When elongated, the snood is bright red and can be between 3 and 5 inches.  

Paying attention to caruncles and wattles is another surefire way to distinguish adult toms and hens.

But what are wattles and caruncles? 

Wattles are skin flaps that grow under turkey beaks. Caruncles are growths or bumps along a turkey’s neck and head.

Both caruncles and wattles can grow to large sizes and turn bright red alongside the snood when the tom is angry, fighting, or attracting females.

That being said, turkey hens have fewer bumps. What’s more, the face of a female does not turn red and neither does her snood, wattle, and caruncles. 

Differences in Legs and their Features

Full grown live Turkey walking through the farm

I bet you didn’t guess that you tell the sex or gender of a turkey by looking at its legs only. 

As we have already established, turkey hens are significantly smaller than toms. As such, hens have smaller legs than the toms. 

On average, adult toms have 15-centimeter-long legs (6 inches), while adult hens have legs averaging 11 centimeters (4.5 inches). 

Toms have a sharp spur on their legs, while hens do not.

The spurs on adult males can grow to half an inch long, while those on juvenile toms are usually less than half an inch long. 

Though spur length is a straightforward way of identifying toms, the spurs may appear too late and after the bird’s sex is already evident through other ways.  

male bronze turkey with blue head and beautiful feathers

Vocalizations and Behavior of Male and Female Turkeys

Gobbling and Strutting Behaviors of Male Turkeys

In addition to their physical markers, turkeys also have vocalizations and behavior that you can use to differentiate toms from hens. 

One such vocalization is the gobble.

The turkey gobble is comparable to a rooster’s call. It is performed by toms and rarely by hens. 

The turkey gobble is not viable for sexing adult turkeys. This is because the gobble, like the spurs, develops later in a tom’s life when you may already know your turkey’s gender by other signs.  

That being said, paying attention to the turkey gobble can be helpful when you are trying to identify the gender of juvenile turkeys that haven’t started showing other markers. 

Another thing you can use to sex your flock is their strutting behavior.

The display or strut is a classic turkey show where the toms fan out their tails and slightly drop their wings to flaunt their shiny feathers. 

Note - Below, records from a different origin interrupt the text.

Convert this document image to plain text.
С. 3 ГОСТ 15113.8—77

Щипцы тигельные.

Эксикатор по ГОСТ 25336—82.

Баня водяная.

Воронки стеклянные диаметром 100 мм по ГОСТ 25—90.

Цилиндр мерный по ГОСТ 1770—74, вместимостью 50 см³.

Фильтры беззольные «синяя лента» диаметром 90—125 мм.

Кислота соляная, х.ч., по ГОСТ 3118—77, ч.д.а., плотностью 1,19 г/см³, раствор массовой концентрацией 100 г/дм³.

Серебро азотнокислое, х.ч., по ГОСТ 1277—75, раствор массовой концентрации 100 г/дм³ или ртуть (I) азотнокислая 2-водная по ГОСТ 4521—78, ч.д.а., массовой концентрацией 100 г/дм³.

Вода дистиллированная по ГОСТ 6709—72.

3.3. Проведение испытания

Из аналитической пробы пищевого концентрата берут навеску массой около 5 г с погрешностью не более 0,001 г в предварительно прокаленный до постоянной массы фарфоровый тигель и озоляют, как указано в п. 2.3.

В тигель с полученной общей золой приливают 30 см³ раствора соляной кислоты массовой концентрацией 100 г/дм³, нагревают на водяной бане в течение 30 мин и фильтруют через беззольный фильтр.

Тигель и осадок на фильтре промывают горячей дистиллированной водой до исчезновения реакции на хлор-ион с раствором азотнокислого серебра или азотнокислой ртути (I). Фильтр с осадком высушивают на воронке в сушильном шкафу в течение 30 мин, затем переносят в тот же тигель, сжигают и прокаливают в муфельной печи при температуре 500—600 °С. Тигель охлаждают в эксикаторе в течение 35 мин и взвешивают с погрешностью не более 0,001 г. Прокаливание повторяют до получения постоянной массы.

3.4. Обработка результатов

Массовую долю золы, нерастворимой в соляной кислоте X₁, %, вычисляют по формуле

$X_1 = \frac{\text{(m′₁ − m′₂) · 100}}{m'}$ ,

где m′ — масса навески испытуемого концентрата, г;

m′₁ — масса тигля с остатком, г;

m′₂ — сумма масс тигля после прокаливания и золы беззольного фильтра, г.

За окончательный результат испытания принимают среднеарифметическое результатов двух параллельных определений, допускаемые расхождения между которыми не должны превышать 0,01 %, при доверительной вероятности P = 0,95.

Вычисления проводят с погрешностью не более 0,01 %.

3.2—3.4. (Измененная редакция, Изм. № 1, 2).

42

While strutting is mostly associated with toms communicating their status or reproduction-pairing availability, it is a somewhat confusing marker because turkey hens can also perform the strut for almost the same reason. 

In hens, displaying can be a response to strutting toms or a way to assert dominance or alpha status among other hens. 

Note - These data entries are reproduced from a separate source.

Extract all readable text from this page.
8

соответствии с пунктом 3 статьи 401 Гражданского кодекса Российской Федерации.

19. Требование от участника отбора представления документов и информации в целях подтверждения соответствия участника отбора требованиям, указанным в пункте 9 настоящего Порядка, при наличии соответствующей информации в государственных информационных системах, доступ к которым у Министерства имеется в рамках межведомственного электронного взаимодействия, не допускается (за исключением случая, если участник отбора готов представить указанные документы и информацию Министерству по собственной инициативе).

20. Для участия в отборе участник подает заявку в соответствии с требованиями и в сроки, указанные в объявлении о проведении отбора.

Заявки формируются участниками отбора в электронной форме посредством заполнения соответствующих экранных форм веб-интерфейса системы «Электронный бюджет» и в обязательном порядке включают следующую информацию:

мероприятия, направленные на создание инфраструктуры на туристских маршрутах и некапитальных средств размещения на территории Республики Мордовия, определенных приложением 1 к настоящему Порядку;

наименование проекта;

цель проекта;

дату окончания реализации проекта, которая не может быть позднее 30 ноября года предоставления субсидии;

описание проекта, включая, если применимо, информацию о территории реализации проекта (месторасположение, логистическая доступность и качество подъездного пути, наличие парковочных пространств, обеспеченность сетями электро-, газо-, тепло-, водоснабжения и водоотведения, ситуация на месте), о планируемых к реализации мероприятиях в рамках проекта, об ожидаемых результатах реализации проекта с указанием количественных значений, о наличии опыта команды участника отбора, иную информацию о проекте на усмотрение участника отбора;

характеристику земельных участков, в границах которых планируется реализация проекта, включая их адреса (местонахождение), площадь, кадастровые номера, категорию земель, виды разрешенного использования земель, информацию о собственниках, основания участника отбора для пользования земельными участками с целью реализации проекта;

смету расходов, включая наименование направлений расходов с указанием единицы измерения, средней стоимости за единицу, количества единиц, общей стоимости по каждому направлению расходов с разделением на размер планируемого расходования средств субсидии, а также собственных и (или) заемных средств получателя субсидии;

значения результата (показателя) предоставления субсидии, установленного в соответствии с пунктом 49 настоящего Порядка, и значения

In other cases, strutting is a form of greeting among hens after meeting for the first time with their newly hatched turkey babies. 

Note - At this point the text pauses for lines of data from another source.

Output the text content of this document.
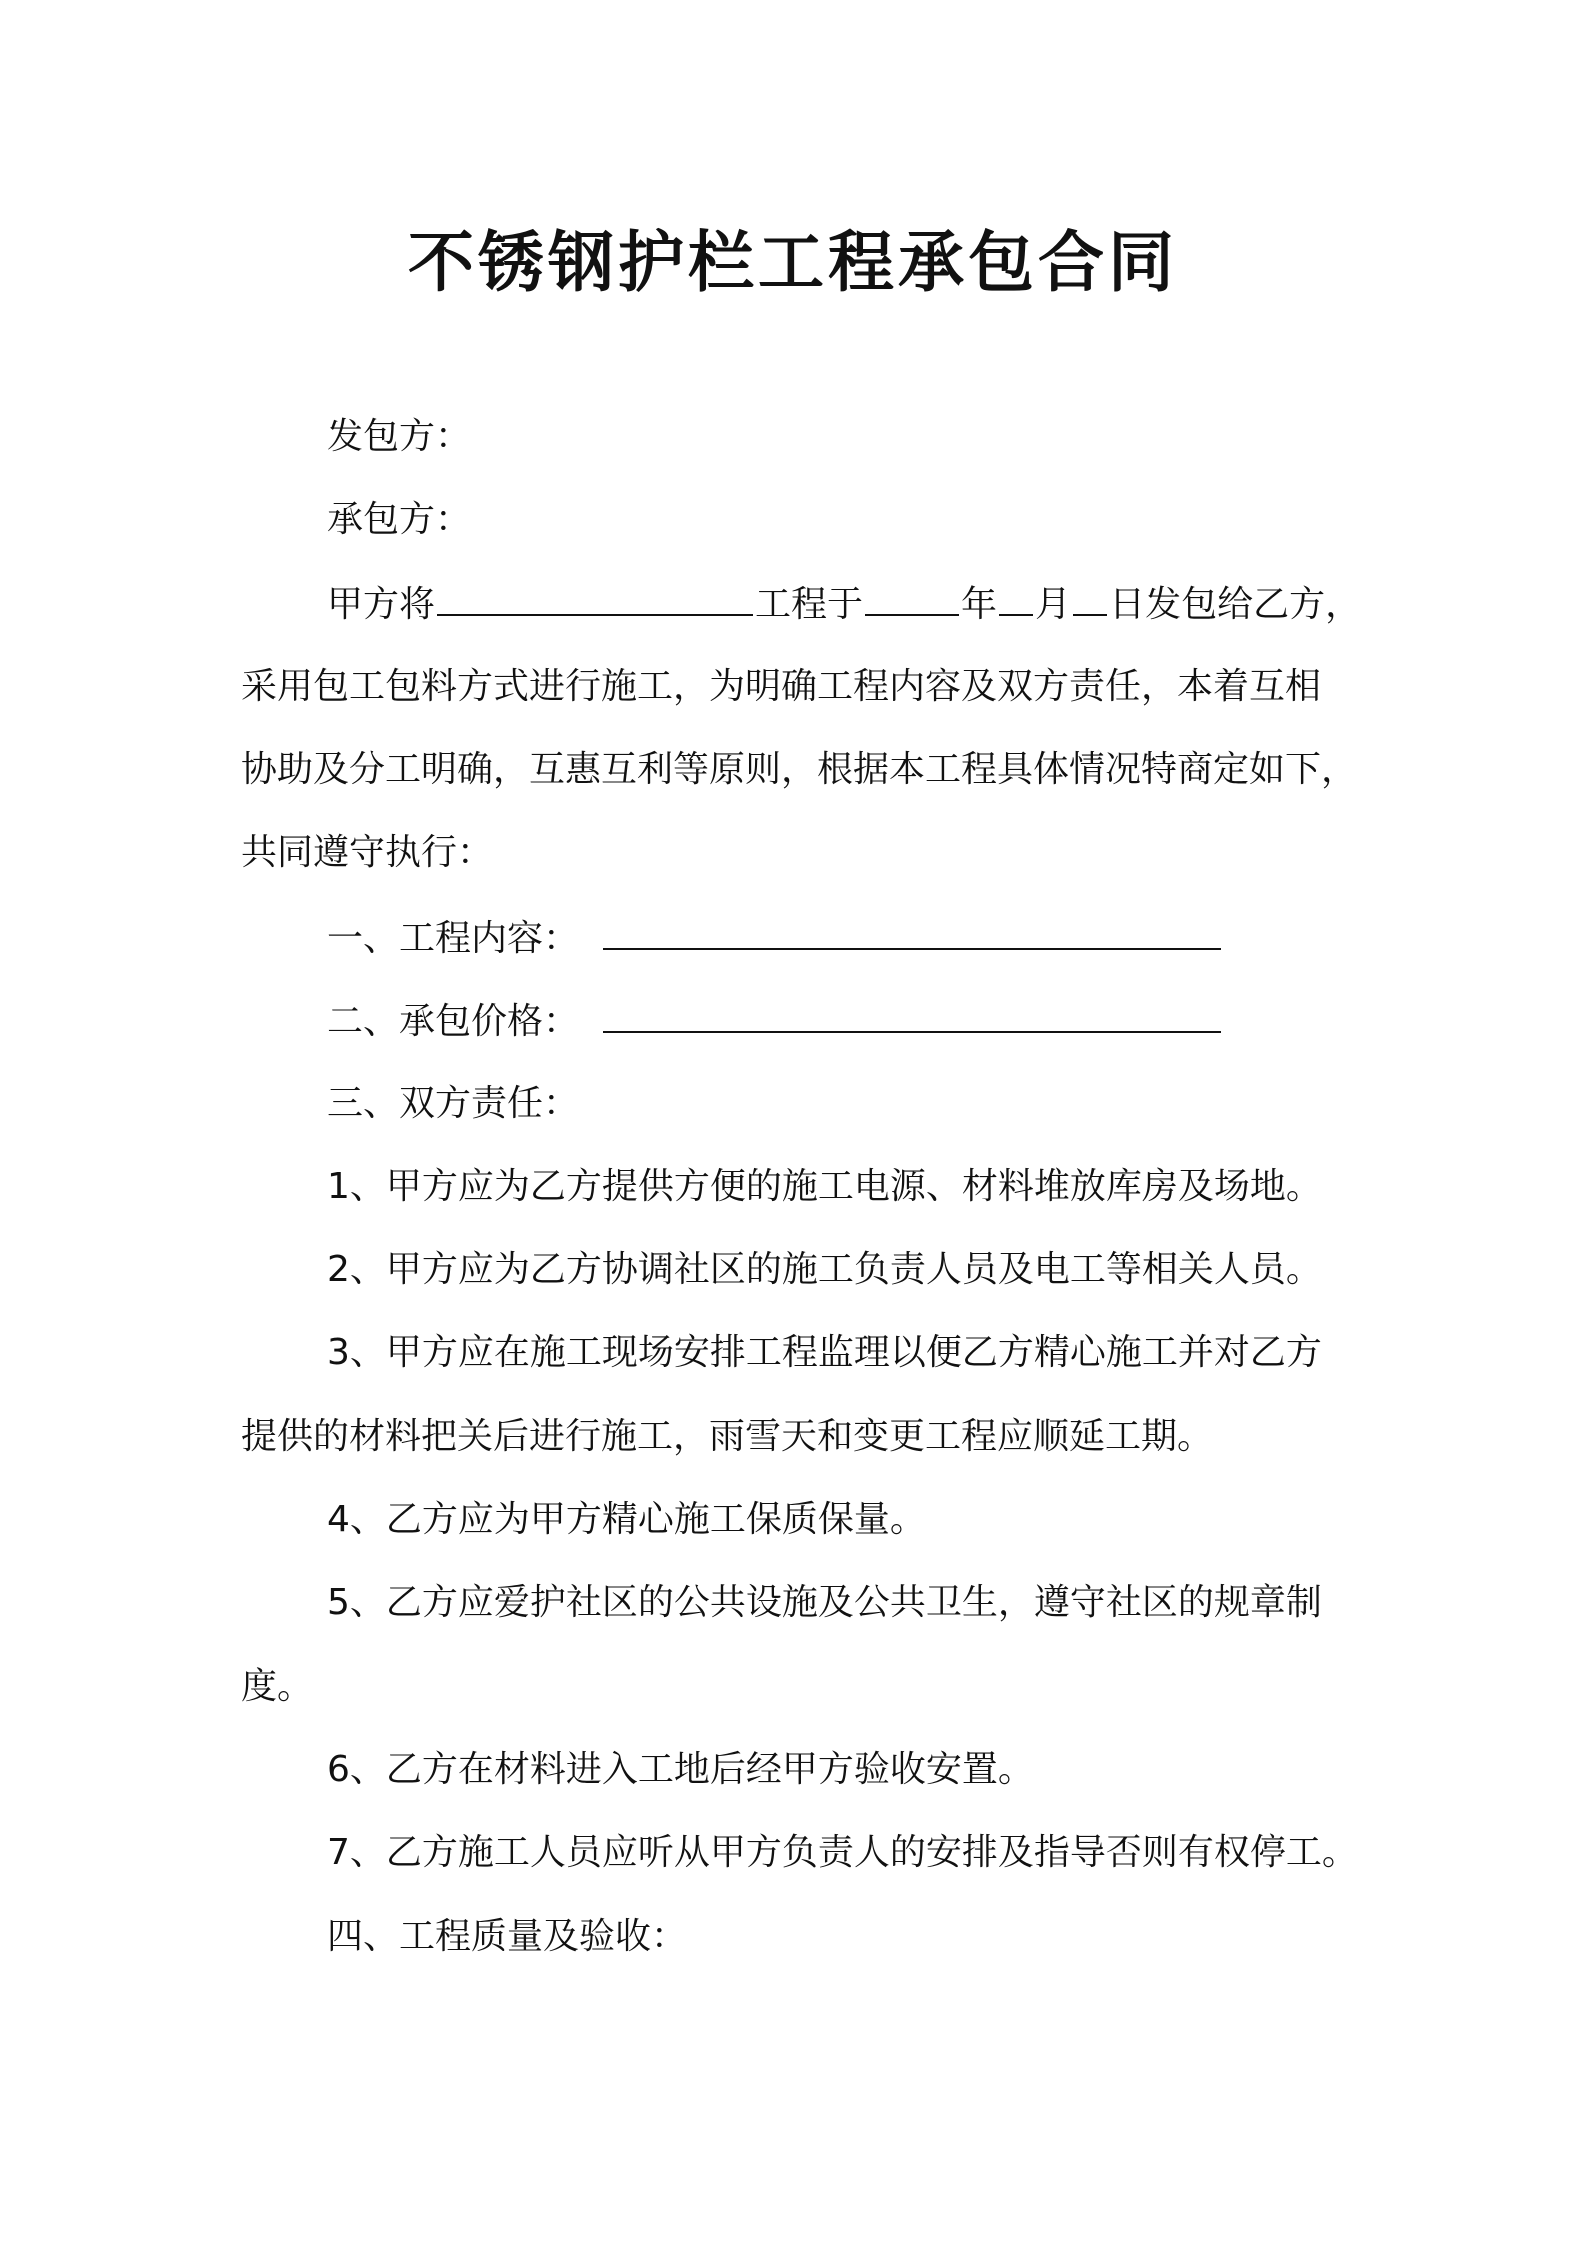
不锈钢护栏工程承包合同
发包方：
承包方：
甲方将	工程于	年 月 日发包给乙方，
采用包工包料方式进行施工，为明确工程内容及双方责任，本着互相
协助及分工明确，互惠互利等原则，根据本工程具体情况特商定如下，
共同遵守执行：
一、工程内容：
二、承包价格：
三、双方责任：
1、甲方应为乙方提供方便的施工电源、材料堆放库房及场地。
2、甲方应为乙方协调社区的施工负责人员及电工等相关人员。
3、甲方应在施工现场安排工程监理以便乙方精心施工并对乙方
提供的材料把关后进行施工，雨雪天和变更工程应顺延工期。
4、乙方应为甲方精心施工保质保量。
5、乙方应爱护社区的公共设施及公共卫生，遵守社区的规章制
度。
6、乙方在材料进入工地后经甲方验收安置。
7、乙方施工人员应听从甲方负责人的安排及指导否则有权停工。
四、工程质量及验收：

Lastly, the hen may also strut before strange individuals to show their superiority in their flock’s social order. With this in mind, tom and hen displays are different and are quite easy to differentiate. 

The main difference is that a male turkey’s strut is accompanied by an elongated snood and a thumping sound from its chest, which swoons the hens that are ready for breeding. 

Differences in Social Interactions Between Males and Females

Male and female turkeys outdoors on grass

Social behavior is another smart way to tell male and female turkeys apart, especially poults. 

Generally, male poults or baby toms are usually more aggressive toward other birds in the flock. This continues even as they grow older.

Some of the common aggressive behavior includes fighting and pecking.

Another behavior that is associated with male poult is leg tucking. You can examine this by lifting newly hatched turkeys and looking for any signs of tucked or pulled-up legs. 

Dangling feet, however, are a great pointer to female turkeys, while tucked legs represent baby toms.

Final Thoughts

Whether you want to add turkeys to your flock or start hunting them as a hobby, knowing the difference between males and females is crucial to your success. 

Luckily, this is now easier for you thanks to the information herein. The last thing you want is to end up with too many toms in a domestic flock or face fines for hunting the wrong bird.